John was unpacking some of their more expensive vibrators when he heard the bell ring above the door.

“Whose idea was that?” Lille asked, her lips curved, amused, as she pointed to the sign on the door. It read: “Open. Cum In.”

“Jordan’s. Jordan Ancelet. One of the employees. He should be here before we leave for the pub. Hey, baby.”

John smiled at Mary, whose pale skin was glowing and a little pink from her visit to the beach. She was carrying Atticus in one arm; he was squirming eagerly to be put down.

Just behind her, Lille was scanning the room, taking it all in while simultaneously identifying the exits, the obstacles, and the security cameras mounted on the walls. John noted her behavior, wondering what caused such hypervigilance in a woman like Lille.

Mary set Atticus down, sliding her sunglasses up into her hair and bending to set him down on the shiny hardwood floor. He scrambled quickly to John, who bent down and caught him, letting the crazy little guy lick him eagerly before he set him down with a quick fluff of his champagne-colored ears.
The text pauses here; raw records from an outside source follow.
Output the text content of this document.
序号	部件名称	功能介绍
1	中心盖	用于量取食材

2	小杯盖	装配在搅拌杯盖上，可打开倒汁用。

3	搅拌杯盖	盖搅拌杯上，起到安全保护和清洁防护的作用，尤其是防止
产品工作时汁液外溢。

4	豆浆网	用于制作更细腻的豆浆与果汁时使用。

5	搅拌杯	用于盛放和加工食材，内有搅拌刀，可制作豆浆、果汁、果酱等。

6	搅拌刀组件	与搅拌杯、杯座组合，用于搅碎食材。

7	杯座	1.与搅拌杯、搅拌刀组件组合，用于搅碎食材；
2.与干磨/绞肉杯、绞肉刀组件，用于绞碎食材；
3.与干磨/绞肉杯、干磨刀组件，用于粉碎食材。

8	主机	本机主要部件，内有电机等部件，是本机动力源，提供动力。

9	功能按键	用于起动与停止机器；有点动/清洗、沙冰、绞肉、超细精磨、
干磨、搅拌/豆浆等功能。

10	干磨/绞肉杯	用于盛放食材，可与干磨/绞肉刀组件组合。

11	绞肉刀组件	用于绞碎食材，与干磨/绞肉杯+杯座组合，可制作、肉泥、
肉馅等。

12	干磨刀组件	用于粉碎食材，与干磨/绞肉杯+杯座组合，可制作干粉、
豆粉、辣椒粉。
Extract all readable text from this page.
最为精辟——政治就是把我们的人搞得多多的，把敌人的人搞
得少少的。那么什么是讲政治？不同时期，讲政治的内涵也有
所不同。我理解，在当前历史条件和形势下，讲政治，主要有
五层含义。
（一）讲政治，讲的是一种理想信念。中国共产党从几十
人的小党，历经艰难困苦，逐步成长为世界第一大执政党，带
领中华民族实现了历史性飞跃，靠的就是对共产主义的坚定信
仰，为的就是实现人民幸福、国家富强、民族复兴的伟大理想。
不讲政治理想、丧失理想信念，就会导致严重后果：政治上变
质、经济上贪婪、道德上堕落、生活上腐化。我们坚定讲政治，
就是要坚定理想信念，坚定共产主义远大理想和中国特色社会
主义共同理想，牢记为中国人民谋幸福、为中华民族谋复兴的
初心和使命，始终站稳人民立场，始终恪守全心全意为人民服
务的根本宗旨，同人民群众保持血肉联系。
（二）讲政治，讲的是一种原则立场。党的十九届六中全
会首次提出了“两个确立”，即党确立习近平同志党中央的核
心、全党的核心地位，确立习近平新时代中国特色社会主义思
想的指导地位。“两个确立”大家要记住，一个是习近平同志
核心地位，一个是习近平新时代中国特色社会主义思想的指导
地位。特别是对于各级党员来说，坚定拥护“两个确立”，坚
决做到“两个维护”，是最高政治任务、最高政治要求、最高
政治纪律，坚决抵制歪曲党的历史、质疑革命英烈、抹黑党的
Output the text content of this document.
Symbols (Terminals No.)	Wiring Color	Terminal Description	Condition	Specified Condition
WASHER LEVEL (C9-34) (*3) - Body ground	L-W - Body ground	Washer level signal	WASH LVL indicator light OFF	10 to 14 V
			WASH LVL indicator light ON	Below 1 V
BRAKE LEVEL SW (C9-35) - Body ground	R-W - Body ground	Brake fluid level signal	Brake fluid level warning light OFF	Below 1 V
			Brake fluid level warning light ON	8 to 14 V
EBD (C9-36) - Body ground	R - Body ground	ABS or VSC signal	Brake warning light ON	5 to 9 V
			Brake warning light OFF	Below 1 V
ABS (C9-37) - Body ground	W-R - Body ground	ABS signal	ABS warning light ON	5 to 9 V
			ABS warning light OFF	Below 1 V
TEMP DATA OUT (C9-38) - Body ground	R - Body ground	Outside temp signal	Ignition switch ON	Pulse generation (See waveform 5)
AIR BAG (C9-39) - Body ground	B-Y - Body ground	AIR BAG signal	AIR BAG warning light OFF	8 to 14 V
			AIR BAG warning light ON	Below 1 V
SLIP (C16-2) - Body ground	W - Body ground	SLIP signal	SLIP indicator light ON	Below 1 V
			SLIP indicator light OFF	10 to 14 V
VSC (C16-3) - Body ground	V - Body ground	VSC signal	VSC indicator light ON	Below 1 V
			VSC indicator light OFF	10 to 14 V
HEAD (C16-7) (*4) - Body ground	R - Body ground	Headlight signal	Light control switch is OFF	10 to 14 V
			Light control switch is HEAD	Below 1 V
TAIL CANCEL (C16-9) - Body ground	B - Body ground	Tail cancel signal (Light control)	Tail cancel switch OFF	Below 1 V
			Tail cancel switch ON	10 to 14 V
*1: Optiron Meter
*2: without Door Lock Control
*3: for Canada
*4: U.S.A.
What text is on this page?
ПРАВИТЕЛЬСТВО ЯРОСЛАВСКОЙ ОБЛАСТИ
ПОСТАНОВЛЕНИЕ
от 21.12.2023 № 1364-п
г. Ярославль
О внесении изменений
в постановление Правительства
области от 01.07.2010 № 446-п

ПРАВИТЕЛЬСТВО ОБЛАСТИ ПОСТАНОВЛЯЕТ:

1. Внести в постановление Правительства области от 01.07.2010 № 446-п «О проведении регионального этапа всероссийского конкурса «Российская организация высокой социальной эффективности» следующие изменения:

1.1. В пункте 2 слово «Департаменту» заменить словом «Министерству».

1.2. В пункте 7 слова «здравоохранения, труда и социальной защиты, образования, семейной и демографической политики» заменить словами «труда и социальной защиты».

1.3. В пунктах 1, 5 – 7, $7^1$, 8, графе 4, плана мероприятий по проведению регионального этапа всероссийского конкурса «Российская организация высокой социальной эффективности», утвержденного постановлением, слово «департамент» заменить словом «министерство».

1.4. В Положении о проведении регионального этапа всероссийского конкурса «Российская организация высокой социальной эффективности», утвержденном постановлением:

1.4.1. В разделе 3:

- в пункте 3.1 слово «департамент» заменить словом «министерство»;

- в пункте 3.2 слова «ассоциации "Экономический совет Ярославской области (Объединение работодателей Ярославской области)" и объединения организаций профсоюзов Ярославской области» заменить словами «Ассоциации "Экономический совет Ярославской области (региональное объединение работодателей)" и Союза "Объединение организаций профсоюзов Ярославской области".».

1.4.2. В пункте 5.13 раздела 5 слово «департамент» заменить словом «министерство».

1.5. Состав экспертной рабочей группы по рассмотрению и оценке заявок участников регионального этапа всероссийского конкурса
“Second place to a dog,” Mary teased as she hugged John.

John stroked her hair, which was slightly tangled from the wind. “He was here first, and he’ll pee on my laundry pile if I piss him off.”

Mary pulled away and smiled widely. “How do you know I won’t?”

“Hmmm, I guess I don’t.” He smiled affectionately, looking over her shoulder at Lille, who was wandering among the racks of clothes.

“Some of this is great stuff.” She fingered a silk kimono with an art deco pattern of turquoise blue, yellow, and black.

Mary twisted in his arms to look at her friend.

“You should see the costumes. Some of them are great.”